Group two terms that have common terms. This will result in the terms inside the parentheses being the same.

3x²+12x+1x+4

• In the first and second terms (3x² and 12x, respectively), 3x is common.

• In the third and fourth terms (1x and 4 respectively), 1 is the common term.

• Take the common terms out

3x (x+4) + 1 (x+4)

• Again, from the resulting equation, take a common term out, grouping the previously taken common terms.

3x (x+4) + 1 (x+4)

= (x+4) × (3x+1)

• The common term(x+4) has been taken out from the equation.

• So, the earlier taken common terms (3x and 1) are grouped.
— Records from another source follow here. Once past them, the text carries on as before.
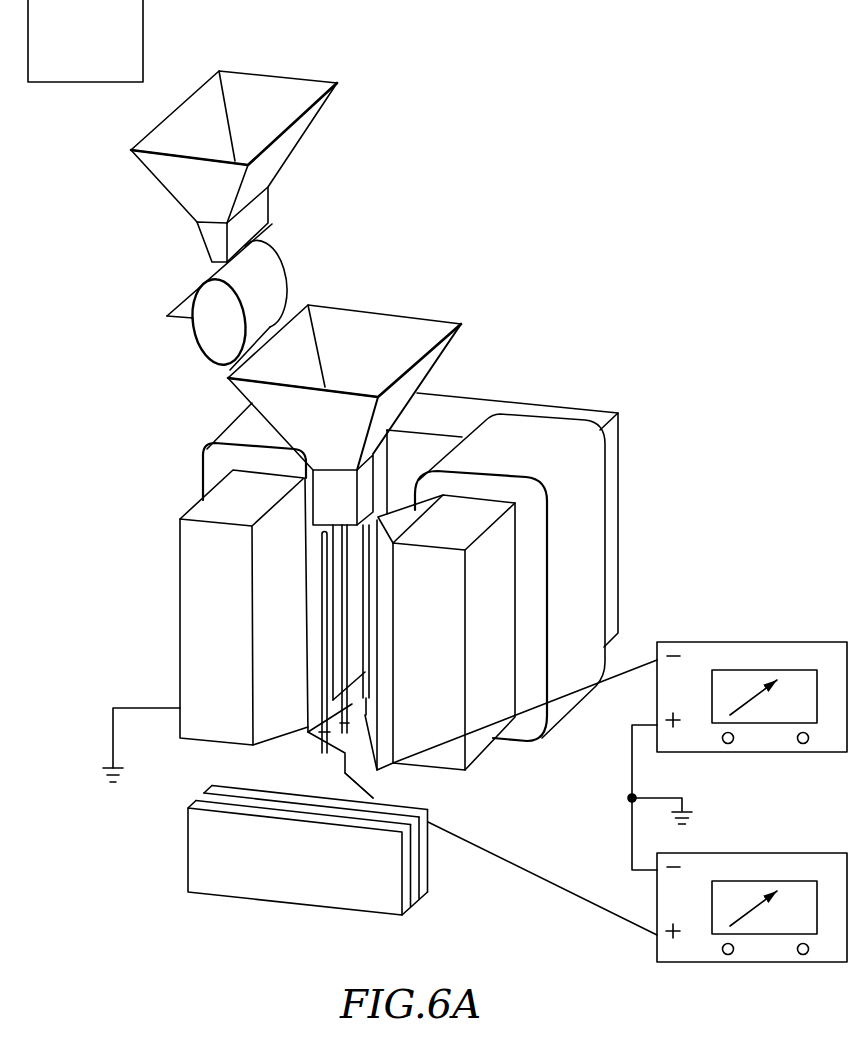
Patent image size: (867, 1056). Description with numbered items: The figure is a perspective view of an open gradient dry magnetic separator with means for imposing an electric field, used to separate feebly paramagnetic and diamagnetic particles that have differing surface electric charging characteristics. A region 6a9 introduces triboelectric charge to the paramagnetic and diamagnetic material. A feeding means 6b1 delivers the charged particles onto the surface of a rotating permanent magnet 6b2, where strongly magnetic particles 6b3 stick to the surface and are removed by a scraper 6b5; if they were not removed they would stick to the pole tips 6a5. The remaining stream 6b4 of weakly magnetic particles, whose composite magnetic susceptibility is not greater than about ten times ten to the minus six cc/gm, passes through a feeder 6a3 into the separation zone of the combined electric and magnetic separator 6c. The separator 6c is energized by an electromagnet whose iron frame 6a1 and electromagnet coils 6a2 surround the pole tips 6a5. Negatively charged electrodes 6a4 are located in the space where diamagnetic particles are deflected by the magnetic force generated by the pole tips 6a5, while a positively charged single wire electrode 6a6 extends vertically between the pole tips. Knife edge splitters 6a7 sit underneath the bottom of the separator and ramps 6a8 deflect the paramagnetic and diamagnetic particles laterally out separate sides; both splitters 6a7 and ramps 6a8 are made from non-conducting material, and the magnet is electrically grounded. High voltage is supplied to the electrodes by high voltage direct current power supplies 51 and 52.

The region for introducing triboelectric charge 6a9 is at (85, 41).
The particle feeding means 6b1 is at (309, 93).
The rotating permanent magnet 6b2 is at (289, 258).
The strongly magnetic particles 6b3 is at (228, 370).
The weakly magnetic particle stream 6b4 is at (290, 356).
The scraper 6b5 is at (174, 297).
The electric and magnetic separator 6c is at (530, 223).
The iron frame of electromagnet 6a1 is at (506, 560).
The electromagnet coils 6a2 is at (207, 470).
The feeder 6a3 is at (410, 340).
The negatively charged electrodes 6a4 is at (336, 717).
The pole tips 6a5 is at (377, 543).
The positively charged single wire electrode 6a6 is at (338, 630).
The knife edge splitters 6a7 is at (295, 815).
The ramps 6a8 is at (363, 798).
The high voltage direct current power supply 51 is at (735, 640).
The high voltage direct current power supply 52 is at (752, 851).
3. Equate the terms to find the root

• Equate the terms within both the parentheses, separately, to zero.

Taking x+4 = 0

x = -4

Taking 3x+1 = 0,

3x = -1

x = -1/3

x values are the factors

x = -4 or -1/3

Solved Examples of Quadratic Equations by Factoring Method

A few solved examples of quadratic equations by the factoring method are given below:

Solve the quadratic equation 3x² – 2x – 8 by the factoring method.

3x² – 2x – 8

= 3x² + 4x – 6x – 8

= x (3x + 4) – 2 (3x + 4)

= (3x + 4) (x – 2)

Equating 3x + 4,

3x + 4 = 0

3x = -4

x = -4/3

Equating x – 2,

x – 2 = 0

x = 2

Answer: x = -4/3 or 2.

Solve the quadratic equation 6x² + 11x – 35 by the factoring method.

6x² + 11x – 35

= 6x² + 21x – 10x – 35

= 3x (2x + 7) – 5 (2x + 7)

= (2x + 7) (3x – 5)

Equating 2x + 7,

2x + 7 = 0

2x = -7

x = -7/2

Equating 3x – 5,

3x – 5 = 0

3x = 5

x = 5/3

Answer: x = -7/2 or 5/3.

Solve the quadratic equation 2x² – 3x – 5 by the factoring method.

2x² – 3x – 5

= 2x² + 2x – 5x – 5

= 2x (x + 1) – 5 (x + 1)

= (x + 1) (2x – 5)

Equating x + 1,

x + 1 = 0

x = -1

Equating 2x – 5 = 0,

2x – 5 = 0

2x = 5

x = 5/2

Answer: x = -1, 5/2.

Solve the quadratic equation 2(x² + 1) = 5x by the factoring method.

2(x² + 1) = 5x

Simplifying and rearranging the equation to move the terms to left:

= 2x² + 2 – 5x

= 2x² – 5x + 2

= 2x² – 4x – x + 2

= 2x (x – 2) – 1 (x – 2)

= (x – 2) (2x – 1)

Equating x – 2 = 0,

x = 2

Equating 2x – 1 = 0,

2x = 1

x = 1/2

Answer: x = 2, 1/2.

Solve the quadratic equation x² – 3x – 4 by the factoring method.

x² – 3x – 4

= x² + x – 4x – 4

= x (x + 1) – 4 (x + 1)

= (x + 1) (x – 4)

Equating x + 1,

x = -1

Equating x – 4,

x = 4

Answer: x = -1, 4.

Conclusion

A quadratic equation has the highest exponential as 2. Thus, they are named ‘quadratic’. Solving quadratic equations by the factoring method is only one of the methods to solve a quadratic polynomial equation. There are two more methods to solve a quadratic equation. Those methods are the quadratic formula method and completing the square method.